India’s resilient march continues on the back of strong domestic demand despite global macro uncertainties with a steady focus on macro stability and sustainable fundamental growth. The country’s strong structural drivers are expected to keep sentiments upbeat and the outlook for India broadly remains positive. In the October 2023 Monetary Policy, while keeping repo rates unchanged, the Reserve Bank of India Governor presented a very positive outlook on India stating that the country is poised to become a new growth engine for the world.
Our economic conditions remain favourable with various high-frequency macro indicators including capex gaining ground and strong GST collections, PMI, better capacity utilisation, credit activity and service exports. Even though last month saw some outflows with FIIs taking a breather driven by increasing uncertainty due to higher yields in the US and a stronger dollar, cumulative inflows remain strong with India being one of the highest recipients among select emerging market economies. International investors are increasingly embracing the idea of India as a favourable alternative compared to China considering our growth visibility and lower susceptibility to geopolitical risks. This augurs well for the long-term outlook of the country and would be beneficial in keeping FII flows sustained.
Market optimism to continue in the long term
The inclusion of India in the JP Morgan EM Bond Index represents a significant milestone, further elevating India's global perception and signifying substantial progress for the economy, bond inflows, interest rates and the rupee's strength. Over the past five years, we've witnessed substantial improvements not only in corporate balance sheets but also in the PSU sector, particularly in critical sectors like infrastructure, power, logistics and real estate. These advancements reinforce the commitment to long-term investments, leveraging the opportunities presented by India. They say a rising tide lifts many boats and as various pockets of the economy start performing, my view is that the breadth of our markets will continue to expand. The festive season has started in full swing and on a cheerful note which is poised to drive higher consumption in India and uphold a strong positive sentiment in the market.

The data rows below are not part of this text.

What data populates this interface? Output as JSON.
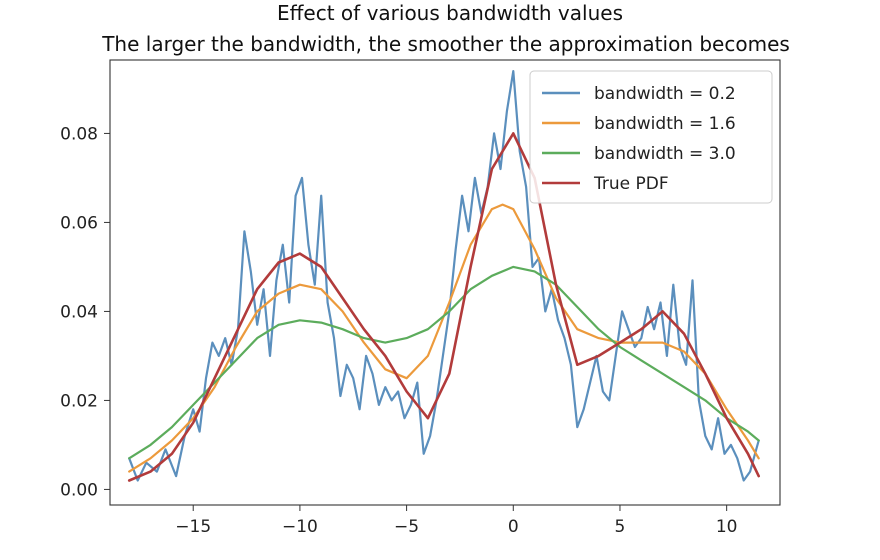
{
  "chart_data": {
    "type": "line",
    "title": "Effect of various bandwidth values",
    "subtitle": "The larger the bandwidth, the smoother the approximation becomes",
    "xlabel": "",
    "ylabel": "",
    "xlim": [
      -18.9,
      12.5
    ],
    "ylim": [
      -0.0035,
      0.0965
    ],
    "xticks": [
      -15,
      -10,
      -5,
      0,
      5,
      10
    ],
    "xtick_labels": [
      "−15",
      "−10",
      "−5",
      "0",
      "5",
      "10"
    ],
    "yticks": [
      0.0,
      0.02,
      0.04,
      0.06,
      0.08
    ],
    "ytick_labels": [
      "0.00",
      "0.02",
      "0.04",
      "0.06",
      "0.08"
    ],
    "grid": false,
    "legend_position": "top-right",
    "series": [
      {
        "name": "bandwidth = 0.2",
        "color": "#5b8fbd",
        "x": [
          -18,
          -17.6,
          -17.2,
          -16.7,
          -16.3,
          -15.8,
          -15.4,
          -15.0,
          -14.7,
          -14.4,
          -14.1,
          -13.8,
          -13.5,
          -13.2,
          -12.9,
          -12.6,
          -12.3,
          -12.0,
          -11.7,
          -11.4,
          -11.1,
          -10.8,
          -10.5,
          -10.2,
          -9.9,
          -9.6,
          -9.3,
          -9.0,
          -8.7,
          -8.4,
          -8.1,
          -7.8,
          -7.5,
          -7.2,
          -6.9,
          -6.6,
          -6.3,
          -6.0,
          -5.7,
          -5.4,
          -5.1,
          -4.8,
          -4.5,
          -4.2,
          -3.9,
          -3.6,
          -3.3,
          -3.0,
          -2.7,
          -2.4,
          -2.1,
          -1.8,
          -1.5,
          -1.2,
          -0.9,
          -0.6,
          -0.3,
          0.0,
          0.3,
          0.6,
          0.9,
          1.2,
          1.5,
          1.8,
          2.1,
          2.4,
          2.7,
          3.0,
          3.3,
          3.6,
          3.9,
          4.2,
          4.5,
          4.8,
          5.1,
          5.4,
          5.7,
          6.0,
          6.3,
          6.6,
          6.9,
          7.2,
          7.5,
          7.8,
          8.1,
          8.4,
          8.7,
          9.0,
          9.3,
          9.6,
          9.9,
          10.2,
          10.5,
          10.8,
          11.1,
          11.5
        ],
        "y": [
          0.007,
          0.002,
          0.006,
          0.004,
          0.009,
          0.003,
          0.012,
          0.018,
          0.013,
          0.025,
          0.033,
          0.03,
          0.034,
          0.028,
          0.036,
          0.058,
          0.049,
          0.037,
          0.045,
          0.03,
          0.047,
          0.055,
          0.042,
          0.066,
          0.07,
          0.055,
          0.046,
          0.066,
          0.042,
          0.034,
          0.021,
          0.028,
          0.025,
          0.018,
          0.03,
          0.026,
          0.019,
          0.023,
          0.02,
          0.022,
          0.016,
          0.019,
          0.024,
          0.008,
          0.012,
          0.02,
          0.03,
          0.04,
          0.054,
          0.066,
          0.058,
          0.07,
          0.062,
          0.068,
          0.08,
          0.072,
          0.085,
          0.094,
          0.076,
          0.068,
          0.05,
          0.052,
          0.04,
          0.045,
          0.038,
          0.034,
          0.028,
          0.014,
          0.018,
          0.024,
          0.03,
          0.022,
          0.02,
          0.03,
          0.04,
          0.036,
          0.032,
          0.034,
          0.041,
          0.036,
          0.042,
          0.03,
          0.046,
          0.032,
          0.028,
          0.047,
          0.02,
          0.012,
          0.009,
          0.016,
          0.008,
          0.01,
          0.007,
          0.002,
          0.004,
          0.011
        ]
      },
      {
        "name": "bandwidth = 1.6",
        "color": "#ec9a3c",
        "x": [
          -18,
          -17,
          -16,
          -15,
          -14,
          -13,
          -12,
          -11,
          -10,
          -9,
          -8,
          -7,
          -6,
          -5,
          -4,
          -3,
          -2,
          -1,
          -0.5,
          0,
          1,
          2,
          3,
          4,
          5,
          6,
          7,
          8,
          9,
          10,
          11,
          11.5
        ],
        "y": [
          0.004,
          0.007,
          0.011,
          0.016,
          0.023,
          0.032,
          0.04,
          0.044,
          0.046,
          0.045,
          0.04,
          0.033,
          0.027,
          0.025,
          0.03,
          0.042,
          0.055,
          0.063,
          0.064,
          0.063,
          0.054,
          0.043,
          0.036,
          0.034,
          0.033,
          0.033,
          0.033,
          0.031,
          0.026,
          0.018,
          0.011,
          0.007
        ]
      },
      {
        "name": "bandwidth = 3.0",
        "color": "#5cac5c",
        "x": [
          -18,
          -17,
          -16,
          -15,
          -14,
          -13,
          -12,
          -11,
          -10,
          -9,
          -8,
          -7,
          -6,
          -5,
          -4,
          -3,
          -2,
          -1,
          0,
          1,
          2,
          3,
          4,
          5,
          6,
          7,
          8,
          9,
          10,
          11,
          11.5
        ],
        "y": [
          0.007,
          0.01,
          0.014,
          0.019,
          0.024,
          0.029,
          0.034,
          0.037,
          0.038,
          0.0375,
          0.036,
          0.034,
          0.033,
          0.034,
          0.036,
          0.04,
          0.045,
          0.048,
          0.05,
          0.049,
          0.046,
          0.041,
          0.036,
          0.032,
          0.029,
          0.026,
          0.023,
          0.02,
          0.016,
          0.013,
          0.011
        ]
      },
      {
        "name": "True PDF",
        "color": "#b23b3b",
        "x": [
          -18,
          -17,
          -16,
          -15,
          -14,
          -13,
          -12,
          -11,
          -10,
          -9,
          -8,
          -7,
          -6,
          -5,
          -4,
          -3,
          -2,
          -1,
          0,
          1,
          2,
          3,
          4,
          5,
          6,
          7,
          8,
          9,
          10,
          11,
          11.5
        ],
        "y": [
          0.002,
          0.004,
          0.008,
          0.015,
          0.025,
          0.035,
          0.045,
          0.051,
          0.053,
          0.05,
          0.043,
          0.036,
          0.03,
          0.022,
          0.016,
          0.026,
          0.05,
          0.072,
          0.08,
          0.07,
          0.046,
          0.028,
          0.03,
          0.033,
          0.036,
          0.04,
          0.035,
          0.026,
          0.016,
          0.008,
          0.003
        ]
      }
    ]
  }
}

Overall, I expect market optimism to continue in the long term, albeit with some interim volatility owing to extraneous factors such as global macros and geopolitical tensions. Indian markets have witnessed a broad-based recovery, with the Nifty 50 hitting the significant 20,000 mark in September this year and even other broader market indices scaling new highs. The markets have transitioned from being predominantly cyclical to a structurally sound platform. One of the key risks for India is higher energy prices which have moved up lately due to supply-side issues. The recent geopolitical tensions could further impact global oil markets, resulting in a surge in prices. Domestic markets may see some volatility in the rupee and bond yields. The domestic economy is structurally strong with sound fundamentals, hence except for interim volatility, there may not be any major impact on India as a result of the recent geopolitical conflict. The country remains on a steady footing, but we need to keep a watch on energy prices.

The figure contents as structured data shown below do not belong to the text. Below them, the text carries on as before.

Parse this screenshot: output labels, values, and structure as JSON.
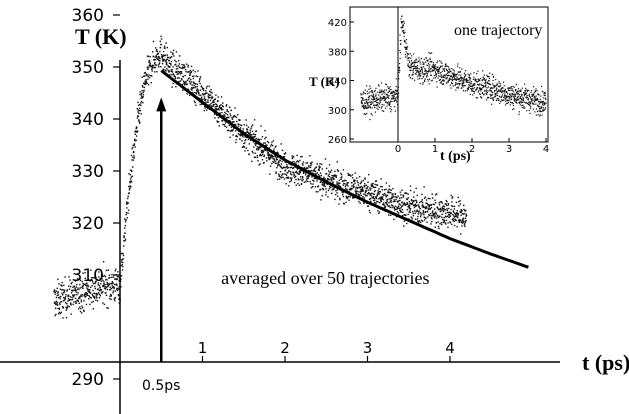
{
  "chart_data": [
    {
      "type": "scatter",
      "title": "",
      "xlabel": "t (ps)",
      "ylabel": "T (K)",
      "xlim": [
        -0.85,
        5.0
      ],
      "ylim": [
        288,
        362
      ],
      "x_ticks": [
        1,
        2,
        3,
        4
      ],
      "x_tick_labels": [
        "1",
        "2",
        "3",
        "4"
      ],
      "y_ticks": [
        290,
        310,
        320,
        330,
        340,
        350,
        360
      ],
      "y_tick_labels": [
        "290",
        "310",
        "320",
        "330",
        "340",
        "350",
        "360"
      ],
      "grid": false,
      "series": [
        {
          "kind": "scatter",
          "x": [
            -0.8,
            -0.6,
            -0.4,
            -0.2,
            0.0,
            0.1,
            0.2,
            0.3,
            0.4,
            0.5,
            0.6,
            0.8,
            1.0,
            1.5,
            2.0,
            2.5,
            3.0,
            3.5,
            4.0,
            4.2
          ],
          "y": [
            305,
            306,
            307,
            308,
            308,
            325,
            338,
            347,
            351,
            353,
            350,
            348,
            345,
            337,
            331,
            328,
            326,
            323,
            322,
            321
          ]
        },
        {
          "kind": "line",
          "x": [
            0.5,
            1.0,
            1.5,
            2.0,
            2.5,
            3.0,
            3.5,
            4.0,
            4.5,
            4.95
          ],
          "y": [
            349.3,
            343.2,
            337.2,
            332.1,
            327.9,
            324.0,
            320.5,
            317.0,
            314.0,
            311.5
          ]
        }
      ],
      "annotations": [
        {
          "text": "averaged over 50 trajectories",
          "x": 2.05,
          "y": 311
        },
        {
          "text": "0.5ps",
          "x": 0.5,
          "y": 288.8,
          "arrow_to_y": 348
        }
      ]
    },
    {
      "type": "scatter",
      "title": "",
      "xlabel": "t (ps)",
      "ylabel": "T (K)",
      "xlim": [
        -1.0,
        4.0
      ],
      "ylim": [
        240,
        430
      ],
      "x_ticks": [
        0,
        1,
        2,
        3,
        4
      ],
      "x_tick_labels": [
        "0",
        "1",
        "2",
        "3",
        "4"
      ],
      "y_ticks": [
        260,
        300,
        340,
        380,
        420
      ],
      "y_tick_labels": [
        "260",
        "300",
        "340",
        "380",
        "420"
      ],
      "grid": false,
      "series": [
        {
          "kind": "scatter",
          "x": [
            -1.0,
            -0.5,
            0.0,
            0.1,
            0.3,
            0.6,
            1.0,
            1.5,
            2.0,
            2.5,
            3.0,
            3.5,
            4.0
          ],
          "y": [
            310,
            315,
            318,
            425,
            360,
            355,
            355,
            345,
            335,
            330,
            320,
            315,
            310
          ]
        }
      ],
      "annotations": [
        {
          "text": "one trajectory",
          "x": 2.4,
          "y": 410
        }
      ]
    }
  ]
}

Investors should focus on asset allocation
Investors should focus on asset allocation to navigate through the ebbs and flows of the market. Irrespective of where in the market cycle we are, asset allocation is the ideal way to build a mutual fund portfolio. There are various solutions available to investors to achieve this. Based on your goals, risk appetite and investment tenure, you can consider investing in diversified equity funds along with hybrid funds, such as the balanced advantage category, which provides exposure to both equity and debt. Equity as an asset class is expected to remain range bound, with the broader market expected to remain buoyant ahead of the quarter’s results and the impending festive season sales. Debt as an asset class is a must-have, not just in terms of adding stability to one’s portfolio, but with rates expected to remain ‘higher for longer’ and no near-term visibility of rate cuts, it is prudent to have exposure in this asset class. It also reflects that fixed income investors are poised to get better carry in funds, right from Liquid funds to Medium duration funds.
Sources –
1. RBI Monetary Policy Report – October 2023
2. Fitch Ratings - JP Morgan Global Bond Index-Emerging Markets (GBI-EM)
Mutual Fund investments are subject to market risks, read all scheme related documents carefully.